You have stated many times that New Labour is dead. However, the ghost of Blair still possesses much of the PLP, against a majority of the grass-roots membership. Let us not forget that Tony Blair essentially embraced the Neo-Liberal consensus, as did Gordon Brown. Yes, it was dressed up to look like it wasn’t, but an animal with two humps and four legs is always a camel.
In many speeches you have hinted that you understand my concerns, yet no actions or commitments have been made that give me any confidence you will commit Labour to seriously following through your good intentions. I understand the establishment will be hostile, but to make a change you must face this. Universal suffrage, the abolition of slavery and the creation of the Unions did not occur without serious fights. The fight to rid us Neo-Liberalism will be no easier.
Where is Labour’s clear backing of the protesters outside St, Pauls? These are the first cohort fighting this battle. Consider it a new start up company, like an embryonic Microsoft. A small investment now is easy, but if the movement grows into something bigger (which I am sure it will) that investment will result in huge rewards.
I have considered deeply, and only The Green Party offer the vision I want for the world I want for my children.
Others in Think Left will fight the good fight from within the Labour Party. However, I choose an alternative path. Therefore, I will be resigning my Labour Membership, to join the Greens.
I wish you well, as change in our country will rely on Labour taking an alternative path with many obstacles.
For the sake of our future generations be bold.
Think Left is Red and Green. We are all as one in wanting the same outcomes regardless of membership of political organisation.
There’s no contradiction, IMO between joining the Greens and writing for Think Left. Red and Green are on the same side of the political struggle in just about everything.

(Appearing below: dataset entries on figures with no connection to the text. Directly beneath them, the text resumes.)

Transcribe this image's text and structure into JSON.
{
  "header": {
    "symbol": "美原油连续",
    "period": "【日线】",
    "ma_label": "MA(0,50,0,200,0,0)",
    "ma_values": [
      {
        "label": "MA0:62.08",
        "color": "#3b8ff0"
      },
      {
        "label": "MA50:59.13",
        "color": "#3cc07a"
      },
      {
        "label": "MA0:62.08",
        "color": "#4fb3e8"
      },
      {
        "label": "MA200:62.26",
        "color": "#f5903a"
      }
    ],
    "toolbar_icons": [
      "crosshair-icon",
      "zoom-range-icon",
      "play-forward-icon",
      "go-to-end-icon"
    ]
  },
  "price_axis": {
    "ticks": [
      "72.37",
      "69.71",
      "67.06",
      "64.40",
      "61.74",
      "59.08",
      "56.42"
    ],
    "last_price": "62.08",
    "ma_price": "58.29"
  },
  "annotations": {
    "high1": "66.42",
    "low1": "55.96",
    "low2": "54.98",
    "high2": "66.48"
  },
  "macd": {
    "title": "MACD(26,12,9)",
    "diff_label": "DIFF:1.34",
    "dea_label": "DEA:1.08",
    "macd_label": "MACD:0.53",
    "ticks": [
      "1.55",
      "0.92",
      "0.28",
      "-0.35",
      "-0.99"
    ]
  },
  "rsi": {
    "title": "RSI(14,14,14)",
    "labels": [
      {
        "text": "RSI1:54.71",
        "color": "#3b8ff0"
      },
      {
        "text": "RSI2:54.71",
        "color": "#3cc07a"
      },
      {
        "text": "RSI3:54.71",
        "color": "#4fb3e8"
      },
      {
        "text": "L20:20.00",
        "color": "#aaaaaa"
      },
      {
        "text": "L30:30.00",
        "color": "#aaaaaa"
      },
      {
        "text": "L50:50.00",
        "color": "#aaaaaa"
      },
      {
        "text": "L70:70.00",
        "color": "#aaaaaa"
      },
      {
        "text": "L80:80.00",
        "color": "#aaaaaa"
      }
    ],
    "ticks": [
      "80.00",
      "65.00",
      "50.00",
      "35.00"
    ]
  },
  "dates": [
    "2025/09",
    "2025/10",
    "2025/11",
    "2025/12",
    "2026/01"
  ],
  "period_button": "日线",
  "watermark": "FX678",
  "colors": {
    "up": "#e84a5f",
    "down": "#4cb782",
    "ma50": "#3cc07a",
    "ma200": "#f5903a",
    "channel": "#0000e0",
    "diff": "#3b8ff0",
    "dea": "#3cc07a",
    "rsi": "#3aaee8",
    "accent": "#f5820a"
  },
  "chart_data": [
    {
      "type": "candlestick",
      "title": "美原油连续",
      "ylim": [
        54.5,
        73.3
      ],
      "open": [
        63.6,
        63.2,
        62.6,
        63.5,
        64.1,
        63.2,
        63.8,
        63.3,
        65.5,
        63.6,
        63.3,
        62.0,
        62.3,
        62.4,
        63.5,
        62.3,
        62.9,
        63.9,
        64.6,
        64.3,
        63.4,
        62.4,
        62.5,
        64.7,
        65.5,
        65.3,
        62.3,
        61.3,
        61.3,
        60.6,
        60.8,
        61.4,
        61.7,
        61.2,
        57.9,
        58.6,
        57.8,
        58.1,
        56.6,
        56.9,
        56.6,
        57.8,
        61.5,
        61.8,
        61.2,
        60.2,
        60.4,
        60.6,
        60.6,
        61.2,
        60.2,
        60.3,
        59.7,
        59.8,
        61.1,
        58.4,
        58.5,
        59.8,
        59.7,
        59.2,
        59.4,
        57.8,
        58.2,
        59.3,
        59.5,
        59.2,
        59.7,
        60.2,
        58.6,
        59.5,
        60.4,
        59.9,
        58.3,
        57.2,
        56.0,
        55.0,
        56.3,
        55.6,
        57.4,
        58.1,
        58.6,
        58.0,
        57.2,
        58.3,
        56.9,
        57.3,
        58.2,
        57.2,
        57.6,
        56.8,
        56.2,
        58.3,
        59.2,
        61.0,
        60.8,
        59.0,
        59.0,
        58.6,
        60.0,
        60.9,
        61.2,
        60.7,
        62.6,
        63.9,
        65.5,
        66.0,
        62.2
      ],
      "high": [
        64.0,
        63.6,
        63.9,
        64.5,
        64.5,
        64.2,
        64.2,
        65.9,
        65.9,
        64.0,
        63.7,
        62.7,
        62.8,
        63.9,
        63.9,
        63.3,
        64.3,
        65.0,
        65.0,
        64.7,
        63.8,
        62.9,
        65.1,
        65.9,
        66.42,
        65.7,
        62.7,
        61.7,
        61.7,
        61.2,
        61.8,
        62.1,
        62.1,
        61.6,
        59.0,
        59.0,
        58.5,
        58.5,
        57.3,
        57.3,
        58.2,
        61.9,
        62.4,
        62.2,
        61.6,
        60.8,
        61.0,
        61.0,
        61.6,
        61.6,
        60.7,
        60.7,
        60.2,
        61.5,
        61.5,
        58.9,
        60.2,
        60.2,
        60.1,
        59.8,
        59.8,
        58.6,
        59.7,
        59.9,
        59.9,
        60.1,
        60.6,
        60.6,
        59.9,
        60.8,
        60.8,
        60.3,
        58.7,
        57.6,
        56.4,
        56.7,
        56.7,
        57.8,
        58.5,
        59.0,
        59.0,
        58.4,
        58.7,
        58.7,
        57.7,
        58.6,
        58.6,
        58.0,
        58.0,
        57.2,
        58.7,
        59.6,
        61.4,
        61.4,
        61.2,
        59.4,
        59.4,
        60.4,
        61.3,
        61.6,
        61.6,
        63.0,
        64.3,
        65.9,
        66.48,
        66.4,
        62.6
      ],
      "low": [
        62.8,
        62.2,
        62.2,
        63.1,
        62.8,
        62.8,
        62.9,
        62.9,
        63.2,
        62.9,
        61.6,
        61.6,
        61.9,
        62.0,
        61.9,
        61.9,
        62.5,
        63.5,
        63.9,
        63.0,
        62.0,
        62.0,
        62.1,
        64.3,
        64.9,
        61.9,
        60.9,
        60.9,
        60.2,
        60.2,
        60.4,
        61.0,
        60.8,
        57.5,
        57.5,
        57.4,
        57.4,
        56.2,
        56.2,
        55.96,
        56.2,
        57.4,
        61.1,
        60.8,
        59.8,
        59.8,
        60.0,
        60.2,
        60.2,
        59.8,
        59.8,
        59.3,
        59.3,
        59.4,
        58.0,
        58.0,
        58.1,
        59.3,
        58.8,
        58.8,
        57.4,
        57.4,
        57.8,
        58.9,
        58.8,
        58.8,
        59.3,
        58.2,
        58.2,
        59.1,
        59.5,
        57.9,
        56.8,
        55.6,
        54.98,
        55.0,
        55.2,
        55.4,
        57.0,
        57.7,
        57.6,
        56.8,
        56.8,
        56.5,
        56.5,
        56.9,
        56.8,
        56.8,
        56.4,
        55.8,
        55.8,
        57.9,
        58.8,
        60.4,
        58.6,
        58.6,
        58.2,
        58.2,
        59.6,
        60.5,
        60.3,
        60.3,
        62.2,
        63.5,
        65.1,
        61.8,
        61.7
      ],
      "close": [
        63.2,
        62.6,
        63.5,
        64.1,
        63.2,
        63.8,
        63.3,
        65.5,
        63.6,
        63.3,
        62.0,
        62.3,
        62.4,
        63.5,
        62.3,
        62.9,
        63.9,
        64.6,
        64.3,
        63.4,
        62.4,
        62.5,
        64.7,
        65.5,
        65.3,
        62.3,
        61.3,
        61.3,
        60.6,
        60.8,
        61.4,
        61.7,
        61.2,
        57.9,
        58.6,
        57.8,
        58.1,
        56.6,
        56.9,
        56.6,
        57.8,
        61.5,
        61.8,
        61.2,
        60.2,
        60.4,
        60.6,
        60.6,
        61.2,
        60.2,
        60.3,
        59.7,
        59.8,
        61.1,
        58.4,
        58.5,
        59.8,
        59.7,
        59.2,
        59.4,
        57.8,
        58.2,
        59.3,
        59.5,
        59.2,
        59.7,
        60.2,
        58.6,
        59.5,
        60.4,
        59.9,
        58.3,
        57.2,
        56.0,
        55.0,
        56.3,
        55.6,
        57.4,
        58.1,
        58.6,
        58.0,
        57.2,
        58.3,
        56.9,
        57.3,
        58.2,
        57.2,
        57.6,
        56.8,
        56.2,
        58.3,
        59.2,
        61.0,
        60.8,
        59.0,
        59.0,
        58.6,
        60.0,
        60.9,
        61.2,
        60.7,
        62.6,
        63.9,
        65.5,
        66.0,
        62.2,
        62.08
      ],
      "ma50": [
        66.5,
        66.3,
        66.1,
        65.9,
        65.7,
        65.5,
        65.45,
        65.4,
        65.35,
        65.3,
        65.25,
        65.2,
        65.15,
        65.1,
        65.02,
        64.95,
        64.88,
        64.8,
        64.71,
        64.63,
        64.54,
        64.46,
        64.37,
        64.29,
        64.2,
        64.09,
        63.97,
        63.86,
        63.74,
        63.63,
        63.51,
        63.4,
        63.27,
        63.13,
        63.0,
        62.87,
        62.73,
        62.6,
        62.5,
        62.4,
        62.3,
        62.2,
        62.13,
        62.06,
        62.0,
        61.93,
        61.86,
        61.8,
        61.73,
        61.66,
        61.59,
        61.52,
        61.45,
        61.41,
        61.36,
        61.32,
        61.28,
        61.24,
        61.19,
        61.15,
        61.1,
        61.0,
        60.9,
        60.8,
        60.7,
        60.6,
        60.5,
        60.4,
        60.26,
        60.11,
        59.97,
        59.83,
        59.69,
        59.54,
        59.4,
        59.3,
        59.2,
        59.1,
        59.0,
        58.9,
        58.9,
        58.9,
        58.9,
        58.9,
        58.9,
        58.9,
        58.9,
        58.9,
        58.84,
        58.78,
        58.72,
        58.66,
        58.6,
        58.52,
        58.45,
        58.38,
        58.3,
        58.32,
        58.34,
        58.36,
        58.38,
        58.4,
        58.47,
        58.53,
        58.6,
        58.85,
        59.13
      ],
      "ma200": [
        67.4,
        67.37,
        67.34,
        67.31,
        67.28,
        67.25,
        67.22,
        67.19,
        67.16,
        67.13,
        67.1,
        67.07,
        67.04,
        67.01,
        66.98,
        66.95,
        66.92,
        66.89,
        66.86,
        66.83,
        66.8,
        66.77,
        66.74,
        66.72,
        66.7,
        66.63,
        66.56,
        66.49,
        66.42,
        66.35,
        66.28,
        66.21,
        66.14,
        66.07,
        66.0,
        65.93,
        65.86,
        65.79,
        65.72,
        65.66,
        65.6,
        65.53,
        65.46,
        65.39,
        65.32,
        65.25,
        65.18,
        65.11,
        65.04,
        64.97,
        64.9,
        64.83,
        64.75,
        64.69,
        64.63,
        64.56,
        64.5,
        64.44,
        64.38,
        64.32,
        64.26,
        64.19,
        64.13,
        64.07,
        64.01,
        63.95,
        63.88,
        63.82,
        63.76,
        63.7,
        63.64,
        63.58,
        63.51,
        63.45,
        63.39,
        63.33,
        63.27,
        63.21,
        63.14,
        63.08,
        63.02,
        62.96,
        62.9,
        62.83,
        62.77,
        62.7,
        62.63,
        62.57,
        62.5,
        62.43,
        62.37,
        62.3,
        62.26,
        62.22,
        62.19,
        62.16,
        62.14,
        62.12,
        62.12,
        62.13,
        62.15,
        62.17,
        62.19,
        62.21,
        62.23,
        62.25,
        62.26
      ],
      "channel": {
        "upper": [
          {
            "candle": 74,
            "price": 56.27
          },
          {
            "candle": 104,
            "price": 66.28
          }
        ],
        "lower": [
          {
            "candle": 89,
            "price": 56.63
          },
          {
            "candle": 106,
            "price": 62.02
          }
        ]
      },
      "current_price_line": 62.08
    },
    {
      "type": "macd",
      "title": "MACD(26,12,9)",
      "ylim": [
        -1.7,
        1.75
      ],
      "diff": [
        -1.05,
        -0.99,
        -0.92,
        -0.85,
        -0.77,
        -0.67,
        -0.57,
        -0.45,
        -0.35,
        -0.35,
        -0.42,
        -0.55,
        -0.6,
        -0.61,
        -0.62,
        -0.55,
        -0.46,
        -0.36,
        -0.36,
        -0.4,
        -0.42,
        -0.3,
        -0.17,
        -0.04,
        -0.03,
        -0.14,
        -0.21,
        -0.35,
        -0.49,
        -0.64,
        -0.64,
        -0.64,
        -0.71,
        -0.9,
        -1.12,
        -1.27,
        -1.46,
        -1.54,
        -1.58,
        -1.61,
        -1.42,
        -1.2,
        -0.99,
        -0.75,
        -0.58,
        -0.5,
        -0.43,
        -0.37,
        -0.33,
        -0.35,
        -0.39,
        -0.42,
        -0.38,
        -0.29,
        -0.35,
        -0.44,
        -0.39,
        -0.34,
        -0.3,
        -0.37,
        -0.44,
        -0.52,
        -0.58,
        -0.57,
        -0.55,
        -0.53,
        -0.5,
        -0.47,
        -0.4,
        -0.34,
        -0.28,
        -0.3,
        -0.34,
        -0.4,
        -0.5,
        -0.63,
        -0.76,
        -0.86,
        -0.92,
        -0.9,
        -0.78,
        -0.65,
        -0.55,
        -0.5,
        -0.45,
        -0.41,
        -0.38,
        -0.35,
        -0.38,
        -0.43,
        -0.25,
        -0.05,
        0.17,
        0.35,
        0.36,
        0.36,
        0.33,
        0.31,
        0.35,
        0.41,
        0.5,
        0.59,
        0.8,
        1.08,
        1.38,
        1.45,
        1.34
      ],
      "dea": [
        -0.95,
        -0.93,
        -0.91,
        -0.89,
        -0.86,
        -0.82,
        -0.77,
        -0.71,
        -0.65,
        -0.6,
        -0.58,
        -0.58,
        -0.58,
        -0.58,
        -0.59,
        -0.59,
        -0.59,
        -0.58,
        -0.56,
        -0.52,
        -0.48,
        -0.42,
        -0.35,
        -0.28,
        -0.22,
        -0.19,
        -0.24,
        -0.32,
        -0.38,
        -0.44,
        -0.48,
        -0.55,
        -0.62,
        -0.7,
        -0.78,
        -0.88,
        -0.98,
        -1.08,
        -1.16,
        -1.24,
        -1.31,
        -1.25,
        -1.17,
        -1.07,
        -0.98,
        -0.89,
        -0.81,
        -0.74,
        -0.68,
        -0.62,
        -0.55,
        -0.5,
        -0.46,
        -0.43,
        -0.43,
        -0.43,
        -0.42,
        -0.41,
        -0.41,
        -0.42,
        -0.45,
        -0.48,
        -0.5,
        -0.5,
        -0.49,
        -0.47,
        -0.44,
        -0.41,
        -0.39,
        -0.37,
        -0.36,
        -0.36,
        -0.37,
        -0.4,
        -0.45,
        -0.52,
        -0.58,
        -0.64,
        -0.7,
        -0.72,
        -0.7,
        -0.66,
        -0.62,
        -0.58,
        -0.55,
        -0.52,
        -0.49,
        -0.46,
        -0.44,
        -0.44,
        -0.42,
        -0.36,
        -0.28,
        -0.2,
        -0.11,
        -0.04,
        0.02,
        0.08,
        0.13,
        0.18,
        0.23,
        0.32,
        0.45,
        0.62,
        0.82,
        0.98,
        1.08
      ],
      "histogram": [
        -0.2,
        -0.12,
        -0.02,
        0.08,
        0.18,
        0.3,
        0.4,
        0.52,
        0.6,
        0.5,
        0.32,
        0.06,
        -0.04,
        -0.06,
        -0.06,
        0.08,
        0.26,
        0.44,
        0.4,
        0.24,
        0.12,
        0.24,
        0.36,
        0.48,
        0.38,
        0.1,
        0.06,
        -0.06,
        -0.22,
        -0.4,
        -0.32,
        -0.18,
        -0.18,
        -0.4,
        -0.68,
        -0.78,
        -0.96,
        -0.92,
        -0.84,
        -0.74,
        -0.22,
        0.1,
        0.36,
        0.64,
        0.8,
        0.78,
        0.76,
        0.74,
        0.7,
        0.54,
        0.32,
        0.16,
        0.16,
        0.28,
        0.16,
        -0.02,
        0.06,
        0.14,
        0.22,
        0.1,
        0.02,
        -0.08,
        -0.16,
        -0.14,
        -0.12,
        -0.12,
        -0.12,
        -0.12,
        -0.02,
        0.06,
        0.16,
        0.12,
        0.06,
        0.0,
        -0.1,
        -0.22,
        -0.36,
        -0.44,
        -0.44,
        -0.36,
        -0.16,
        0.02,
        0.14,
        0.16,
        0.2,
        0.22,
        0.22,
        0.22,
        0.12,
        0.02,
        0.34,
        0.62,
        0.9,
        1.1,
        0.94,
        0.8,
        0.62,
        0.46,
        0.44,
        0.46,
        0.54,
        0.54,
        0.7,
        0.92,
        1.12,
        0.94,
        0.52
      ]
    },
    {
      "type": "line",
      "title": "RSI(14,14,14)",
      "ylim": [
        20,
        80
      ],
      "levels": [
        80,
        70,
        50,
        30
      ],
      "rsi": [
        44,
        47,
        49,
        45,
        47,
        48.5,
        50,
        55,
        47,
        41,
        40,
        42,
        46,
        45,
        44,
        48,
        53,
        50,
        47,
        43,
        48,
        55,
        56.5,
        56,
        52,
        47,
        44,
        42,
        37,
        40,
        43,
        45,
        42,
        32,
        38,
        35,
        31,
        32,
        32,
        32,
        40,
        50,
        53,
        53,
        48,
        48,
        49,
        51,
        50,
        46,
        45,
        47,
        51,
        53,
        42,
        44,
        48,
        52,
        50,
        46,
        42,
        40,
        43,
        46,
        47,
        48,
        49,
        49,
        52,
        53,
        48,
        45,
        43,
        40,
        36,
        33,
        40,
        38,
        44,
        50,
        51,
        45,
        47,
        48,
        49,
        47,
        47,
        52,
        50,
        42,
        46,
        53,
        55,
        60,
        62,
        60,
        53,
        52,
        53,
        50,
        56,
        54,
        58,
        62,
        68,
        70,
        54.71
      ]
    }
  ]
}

I’m pretty much tribally Labour, but if I was going to join another party it would be the Greens.
Thank you for your comments.
I also see the future as some form of coalition with Labour and Greens working together.
garyk99, sensible move. Michael Meacher was sacked for being too Green on climate change and GM fodder etc.
Thank you for that support.
It’s funny you mention Michael Meacher. His blog is a favourite of mine, and many of the contributors to Think Left hold him in the very highest esteem.
That is very true.. and the gossip was that Ed Miliband was marginalised by the Cabinet during his time at DECC for the same reason. In fact, he was also removed from writing the 2010 manifesto.
I see Garry’s move as extremely positive in creating another space in which the left of the LP and the Greens can work together. As Julian has said already, for Think Left, there is no contradiction in our beliefs and values… Red/Green or Green/Red … we all want the same outcomes, a rejection of neoliberal capitalism and creating a positive out of the financial crisis by taking the action necessary to avoid the disasters of Peak oil and further man-made climate change. The cutting of the feed-in tariffs today is further evidence that neoliberalism, or neofeudalism, has no interest in addressing either.
I understand the frustrations Garry expresses. Labour needs to be far more vocal in addressing Green issues. I have also been disappointed with Labour’s apparent move to the right recently with appointment of the new shadow cabinet.
I will continue to work within the Labour Party, as a member, but would welcome closer association between Labour and The Greens. The policies which Think Left stands for will remain the same as our contributors share the priorities expressed in our statement. I hope that Garry finds in the future that a greener Labour Party is the party which represents his views and priorities. Personally I believe Labour is the only party capable of ousting the Conservatives from power. However that should not be power at any cost, as it was with Blair in power.
We would all welcome more contributors with the same aims which we share.